Blackstone is laid out across 350 acres of gently rolling, volcanic turf and will be one of the longest courses on this year's DP World Tour schedule. Sand is more plentiful than at most Tour venues, although water is only really a threat on a handful of holes. This week's event will be co-sanctioned alongside the China Tour.
Six To Watch
With the field for the forthcoming Hainan Classic largely the same as it was in Shanghai last week, it's fair to suggest that the top of the leadboard is likely to be populated by the usual suspects.
Teeing-up at the Blackstone Course this Thursday will be three players who figured highly in last week's exciting conclusion of the Volvo China Open.
Hao Tong Li, Eugenio Chacarra and Tapio Pulkkanen were all well placed to win China's national open when teeing-up for the final round.

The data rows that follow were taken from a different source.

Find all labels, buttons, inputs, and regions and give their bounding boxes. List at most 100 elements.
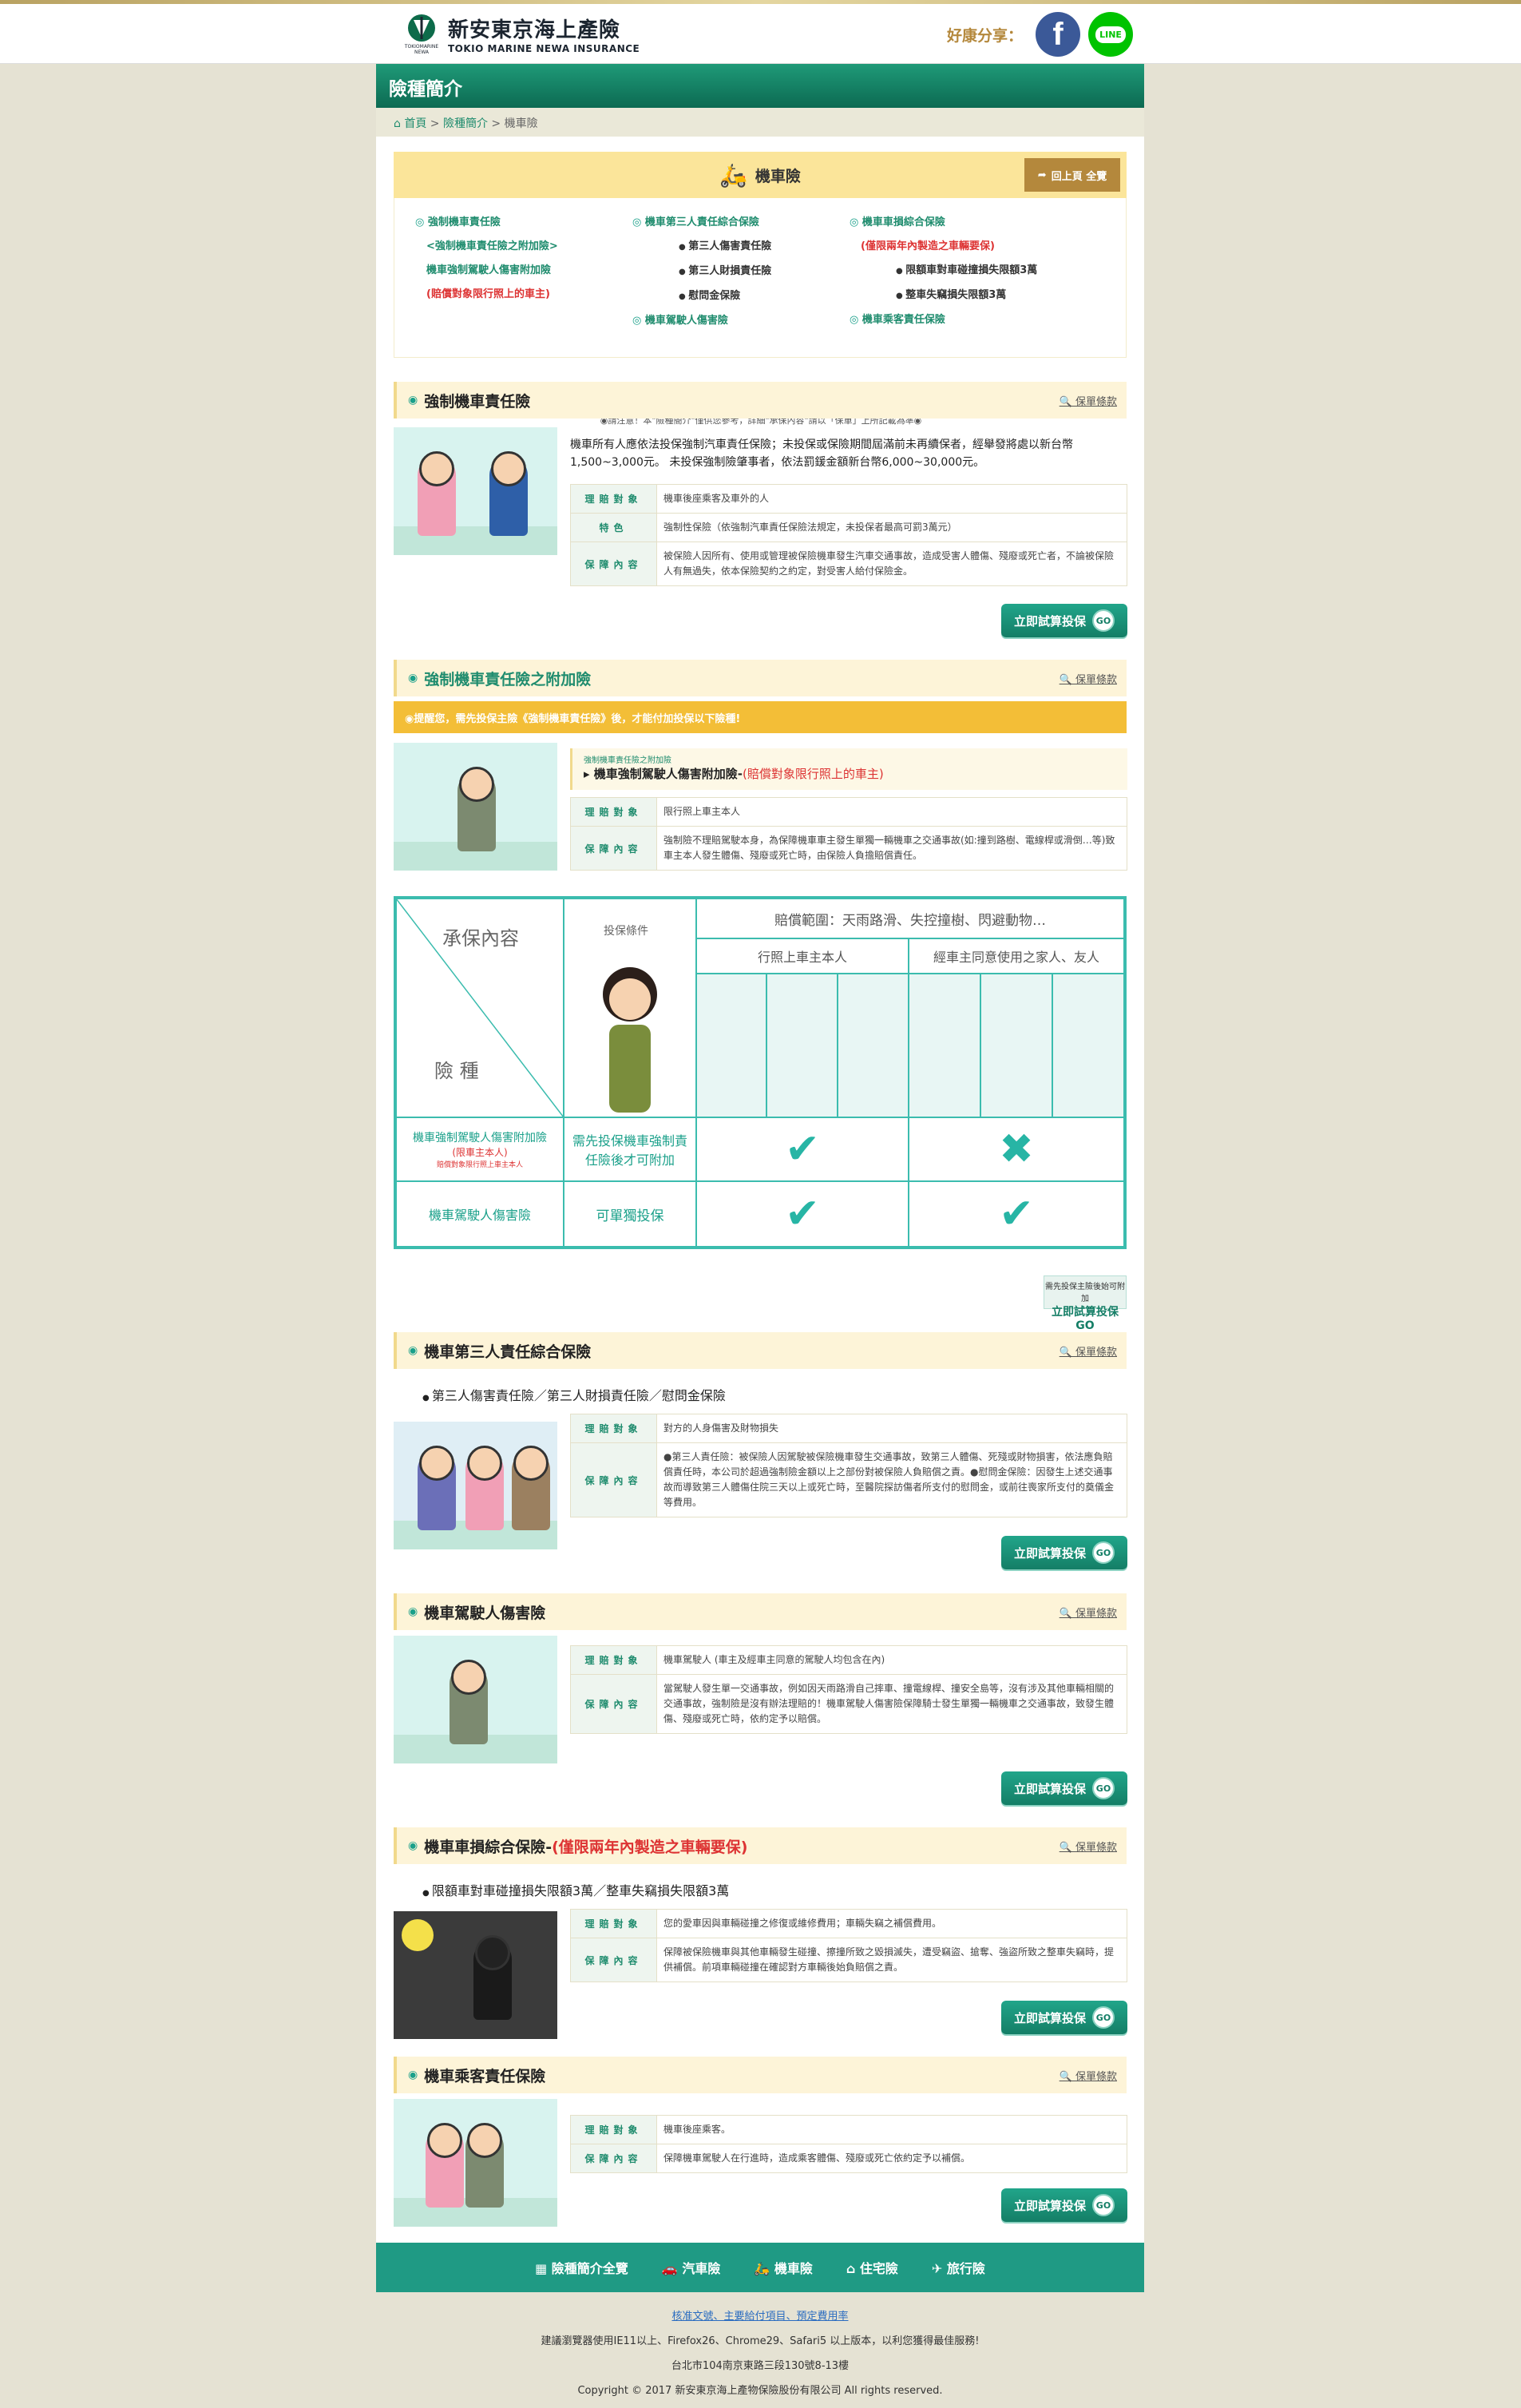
row2-condition: 可單獨投保 (564, 1181, 696, 1247)
section-header-third-party: ◉機車第三人責任綜合保險 保單條款 (394, 1332, 1127, 1369)
footnav-item[interactable]: 🚗 汽車險 (662, 2258, 721, 2277)
list-icon: ▦ (535, 2261, 548, 2276)
toc-item[interactable]: <強制機車責任險之附加險> (415, 235, 558, 259)
share-arrow-icon: ➦ (1037, 169, 1047, 181)
breadcrumb-intro[interactable]: 險種簡介 (443, 117, 488, 130)
scooter-icon: 🛵 (754, 2261, 770, 2276)
line-share-button[interactable]: LINE (1088, 12, 1134, 57)
rider-quote-button[interactable]: 需先投保主險後始可附加 立即試算投保 GO (1044, 1275, 1127, 1332)
plane-icon: ✈ (931, 2261, 943, 2276)
bullet-icon: ◉ (408, 394, 418, 407)
footer-link[interactable]: 核准文號、主要給付項目、預定費用率 (376, 2304, 1144, 2329)
damage-table: 理賠對象 您的愛車因與車輛碰撞之修復或維修費用；車輛失竊之補償費用。 保障內容 保障… (570, 1909, 1127, 1982)
terms-link[interactable]: 保單條款 (1060, 671, 1117, 686)
rider-table: 理賠對象 限行照上車主本人 保障內容 強制險不理賠駕駛本身，為保障機車車主發生單獨一… (570, 797, 1127, 871)
header-condition: 投保條件 (604, 925, 648, 938)
logo-title: 新安東京海上產險 (448, 18, 621, 42)
row1-condition: 需先投保機車強制責任險後才可附加 (564, 1117, 696, 1181)
share-label: 好康分享： (947, 26, 1024, 45)
quote-button[interactable]: 立即試算投保 GO (1001, 2001, 1127, 2034)
svg-text:TOKIOMARINE: TOKIOMARINE (404, 44, 439, 50)
breadcrumb-current: 機車險 (504, 117, 538, 130)
page-title: 險種簡介 (376, 64, 1144, 108)
go-icon: GO (1092, 1541, 1115, 1564)
quote-button[interactable]: 立即試算投保 GO (1001, 1771, 1127, 1805)
hero-banner: 🛵 機車險 ➦ 回上頁 全覽 (394, 152, 1127, 198)
bullet-icon: ◉ (408, 1344, 418, 1357)
header-scope: 賠償範圍：天雨路滑、失控撞樹、閃避動物… (696, 899, 1124, 938)
toc-item[interactable]: 機車強制駕駛人傷害附加險 (415, 259, 558, 283)
footnav-item[interactable]: 🛵 機車險 (754, 2258, 813, 2277)
footer-address: 台北市104南京東路三段130號8-13樓 (671, 2360, 850, 2372)
site-footer: 核准文號、主要給付項目、預定費用率 建議瀏覽器使用IE11以上、Firefox2… (376, 2304, 1144, 2403)
bullet-icon: ◉ (408, 1839, 418, 1852)
quote-button[interactable]: 立即試算投保 GO (1001, 2188, 1127, 2222)
toc-item[interactable]: 限額車對車碰撞損失限額3萬 (850, 259, 1037, 284)
footnav-item[interactable]: ⌂ 住宅險 (846, 2258, 898, 2277)
check-icon: ✔ (696, 1181, 909, 1247)
illustration-third-party (394, 1422, 557, 1549)
breadcrumb-home[interactable]: ⌂ 首頁 (394, 117, 426, 130)
toc-item[interactable]: 整車失竊損失限額3萬 (850, 284, 1037, 308)
toc-column-1: 強制機車責任險 <強制機車責任險之附加險> 機車強制駕駛人傷害附加險 (賠償對象… (415, 211, 558, 307)
logo[interactable]: TOKIOMARINE NEWA 新安東京海上產險 TOKIO MARINE N… (403, 12, 640, 55)
toc-item: (僅限兩年內製造之車輛要保) (861, 240, 995, 252)
check-icon: ✔ (909, 1181, 1124, 1247)
quote-button[interactable]: 立即試算投保 GO (1001, 1536, 1127, 1569)
terms-link[interactable]: 保單條款 (1060, 393, 1117, 408)
rider-subtitle: 強制機車責任險之附加險 ▸ 機車強制駕駛人傷害附加險-(賠償對象限行照上的車主) (570, 748, 1127, 790)
share-bar: 好康分享： f LINE (947, 12, 1134, 57)
header-coverage: 承保內容 (442, 927, 519, 950)
back-button[interactable]: ➦ 回上頁 全覽 (1024, 158, 1120, 192)
row1-type: 機車強制駕駛人傷害附加險 (限車主本人) 賠償對象限行照上車主本人 (396, 1117, 564, 1181)
toc-item[interactable]: 機車車損綜合保險 (850, 211, 1037, 235)
toc-item[interactable]: 第三人傷害責任險 (632, 235, 771, 260)
logo-icon: TOKIOMARINE NEWA (404, 14, 439, 55)
woman-icon (603, 967, 657, 1113)
compulsory-table: 理賠對象 機車後座乘客及車外的人 特色 強制性保險（依強制汽車責任保險法規定，未投保… (570, 484, 1127, 586)
illustration-passenger (394, 2099, 557, 2227)
terms-link[interactable]: 保單條款 (1060, 1605, 1117, 1620)
toc-item[interactable]: 機車乘客責任保險 (850, 308, 1037, 332)
terms-link[interactable]: 保單條款 (1060, 2068, 1117, 2083)
logo-subtitle: TOKIO MARINE NEWA INSURANCE (448, 42, 640, 54)
toc-item[interactable]: 第三人財損責任險 (632, 260, 771, 284)
header-type: 險 種 (434, 1060, 479, 1082)
section-header-damage: ◉機車車損綜合保險-(僅限兩年內製造之車輛要保) 保單條款 (394, 1827, 1127, 1864)
row2-type: 機車駕駛人傷害險 (396, 1181, 564, 1247)
warning-banner: ◉提醒您，需先投保主險《強制機車責任險》後，才能付加投保以下險種! (394, 701, 1127, 733)
footer-nav: ▦ 險種簡介全覽 🚗 汽車險 🛵 機車險 ⌂ 住宅險 ✈ 旅行險 (376, 2243, 1144, 2292)
toc-item[interactable]: 機車駕駛人傷害險 (632, 309, 771, 333)
footnav-item[interactable]: ▦ 險種簡介全覽 (535, 2258, 628, 2277)
toc-item[interactable]: 強制機車責任險 (415, 211, 558, 235)
section-header-driver: ◉機車駕駛人傷害險 保單條款 (394, 1593, 1127, 1630)
footnav-item[interactable]: ✈ 旅行險 (932, 2258, 985, 2277)
check-icon: ✔ (696, 1117, 909, 1181)
terms-link[interactable]: 保單條款 (1060, 1839, 1117, 1854)
toc-column-2: 機車第三人責任綜合保險 第三人傷害責任險 第三人財損責任險 慰問金保險 機車駕駛… (632, 211, 771, 333)
terms-link[interactable]: 保單條款 (1060, 1343, 1117, 1359)
comparison-table: 承保內容 險 種 投保條件 賠償範圍：天雨路滑、失控撞樹、閃避動物… 行照上車主… (394, 896, 1127, 1249)
main-content: 險種簡介 ⌂ 首頁 > 險種簡介 > 機車險 🛵 機車險 ➦回上頁 全覽 強制機… (376, 64, 1144, 2292)
toc-item[interactable]: 機車第三人責任綜合保險 (632, 211, 771, 235)
toc-item[interactable]: 慰問金保險 (632, 284, 771, 309)
bullet-icon: ◉ (408, 672, 418, 684)
go-icon: GO (1092, 609, 1115, 632)
illustration-driver-injury (394, 1636, 557, 1763)
facebook-share-button[interactable]: f (1036, 12, 1081, 57)
footer-copyright: Copyright © 2017 新安東京海上產物保險股份有限公司 All ri… (577, 2385, 943, 2397)
go-icon: GO (1092, 1777, 1115, 1799)
header-family: 經車主同意使用之家人、友人 (909, 938, 1124, 974)
car-icon: 🚗 (661, 2261, 678, 2276)
section-header-passenger: ◉機車乘客責任保險 保單條款 (394, 2057, 1127, 2093)
quote-button[interactable]: 立即試算投保 GO (1001, 604, 1127, 637)
bullet-icon: ◉ (408, 1605, 418, 1618)
svg-text:NEWA: NEWA (414, 50, 430, 55)
scooter-icon: 🛵 (719, 161, 747, 188)
toc-item: (賠償對象限行照上的車主) (426, 288, 550, 300)
go-icon: GO (1092, 2194, 1115, 2216)
toc-column-3: 機車車損綜合保險 (僅限兩年內製造之車輛要保) 限額車對車碰撞損失限額3萬 整車… (850, 211, 1037, 332)
cross-icon: ✖ (909, 1117, 1124, 1181)
illustration-theft (394, 1911, 557, 2039)
site-header: TOKIOMARINE NEWA 新安東京海上產險 TOKIO MARINE N… (0, 4, 1521, 64)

Indeed, Tong Li and Chacarra were joint leaders of the tournament thru 54 holes.
Both of these golfers have already won on the DP World Tour this season, with Chacarra particularly ready to move to the next level.
The 25-year-old Spaniard turned professional three years ago and immediately signed up with the LIV Tour where he sensationally won a tournament in Bangkok in October 2022.
He has since departed the Saudi-backed Tour and is ready to make a name for himself in more traditional circles. It would be a huge surprise if he didn't contend again this coming weekend.
Pulkkanen, meanwhile, has stood on five DP World Tour podiums during his career but remains without a victory at this level. His form has improved in recent weeks and his last two starts in Asia have yielded finishes of 13th and seventh.
The consistent Rasmus Neergaard-Petersen goes again, while Ding Wengyi and Elvis Smylie should also be taken seriously.
Smylie claimed his first DP World Tour title in his native Australia before Christmas and he's a player who appears to be heading towards the world's top 100. He tied-15th in Shanghai on Sunday.
As for Wengyi, he posted a top-10 on home soil at the weekend and has played solidly on Tour this year. He could easily make it back-to-back victories for China following Ashun Wu's success on Sunday.